Question

How do you factor ${x^3} + 6{x^2} - x - 30$?

Answer 1

Hint: We will first find one root of the given function ${x^3} + 6{x^2} - x - 30$ using hit and trial method. Then, we will make one factor using it and divide the given equation by it and get the required factors.

Complete step by step solution:
We are given that we are required to factor ${x^3} + 6{x^2} - x - 30$.
Let us say $f(x) = {x^3} + 6{x^2} - x - 30$.
Putting $x = 2$ in the given equation $f(x) = {x^3} + 6{x^2} - x - 30$.
We will then obtain: $f(2) = {2^3} + 6 \times {2^2} - 2 - 30$
Simplifying the calculations, we will then obtain the following:-
$ \Rightarrow f(2) = 8 + 24 - 2 - 30 = 0$
Therefore, $x = 2$ which means $\left( {x - 2} \right)$ is a factor of $f(x)$.
Dividing the given equation $f(x) = {x^3} + 6{x^2} - x - 30$ by $\left( {x - 2} \right)$, we will then obtain the following equation:-
$ \Rightarrow x - 2)\overline {{x^3} + 6{x^2} - x - 30} $
Multiplying the divisor by ${x^2}$, we will then obtain the following equation with us:-
                  ${x^2}$
$ \Rightarrow x - 2)\overline {{x^3} + 6{x^2} - x - 30} $
                 ${x^3} - 2{x^2}$
                 $\overline {8{x^2} - x - 30} $
Multiplying the divisor by 8x now, we will then obtain the following equation:-
                  ${x^2} + 8x$
$ \Rightarrow x - 2)\overline {{x^3} + 6{x^2} - x - 30} $
                 ${x^3} - 2{x^2}$
                 $\overline {8{x^2} - x - 30} $
                 $8{x^2} - 16x$
                 $\overline {15x - 30} $
Multiplying the divisor by 15 now, we will then obtain the following equation:-
                  ${x^2} + 8x + 15$
$ \Rightarrow x - 2)\overline {{x^3} + 6{x^2} - x - 30} $
                 ${x^3} - 2{x^2}$
                 $\overline {8{x^2} - x - 30} $
                 $8{x^2} - 16x$
                 $\overline {15x - 30} $
                  $15x - 30$
                  _______
                        0
Thus, we can write the given polynomial ${x^3} + 6{x^2} - x - 30$ as follows:-
$ \Rightarrow {x^3} + 6{x^2} - x - 30 = \left( {x - 2} \right)\left( {{x^2} + 8x + 15} \right)$
We can write the latter equation as follows:-
$ \Rightarrow {x^3} + 6{x^2} - x - 30 = \left( {x - 2} \right)\left( {{x^2} + 3x + 5x + 15} \right)$
Taking x common from the first two terms in the latter factor, we will then obtain the following equation with us:-
$ \Rightarrow {x^3} + 6{x^2} - x - 30 = \left( {x - 2} \right)\left\{ {x\left( {x + 3} \right) + 5x + 15} \right\}$
Taking 5 common from the last two terms in the latter factor, we will then obtain the following equation with us:-
$ \Rightarrow {x^3} + 6{x^2} - x - 30 = \left( {x - 2} \right)\left\{ {x\left( {x + 3} \right) + 5\left( {x + 3} \right)} \right\}$
Taking (x + 3) common from the last two terms in the latter factor, we will then obtain the following equation with us:-

$ \Rightarrow {x^3} + 6{x^2} - x - 30 = \left( {x - 2} \right)\left( {x + 3} \right)\left( {x + 5} \right)$

Thus, we have the required factors.

Note:
The students must notice that we have an alternate way of factoring the quadratic equation involved in it as well.
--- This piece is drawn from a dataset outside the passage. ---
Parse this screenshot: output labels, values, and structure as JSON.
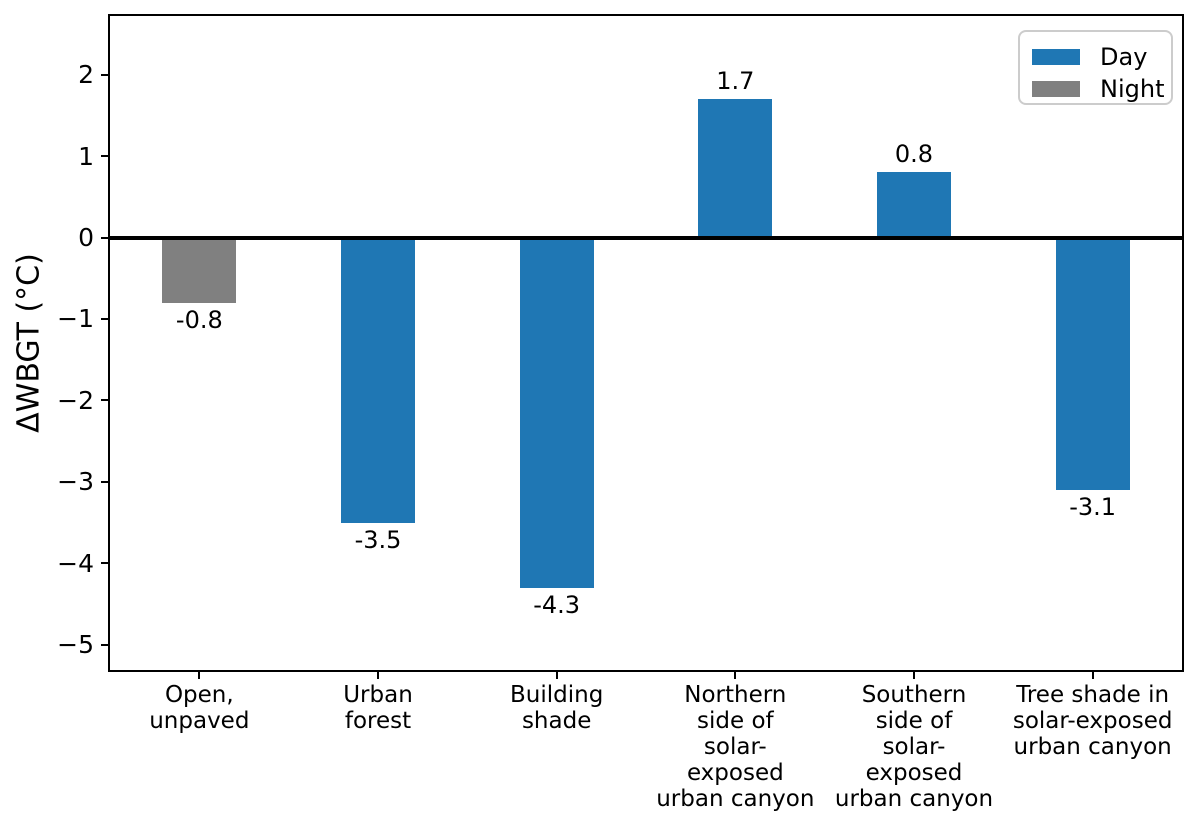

The alternate way is as follows:-
The given equation is ${x^2} + 8x + 15$.
Using the quadratic formula given by if the equation is given by $a{x^2} + bx + c = 0$, its roots are given by the following equation:-
$ \Rightarrow x = \dfrac{{ - b \pm \sqrt {{b^2} - 4ac} }}{{2a}}$
Thus, we have the roots of ${x^2} + 8x + 15$ given by:
$ \Rightarrow x = \dfrac{{ - 8 \pm \sqrt {64 - 60} }}{2}$
Hence, the roots are – 5 and – 3.
Thus the factors are (x + 3) and (x + 5).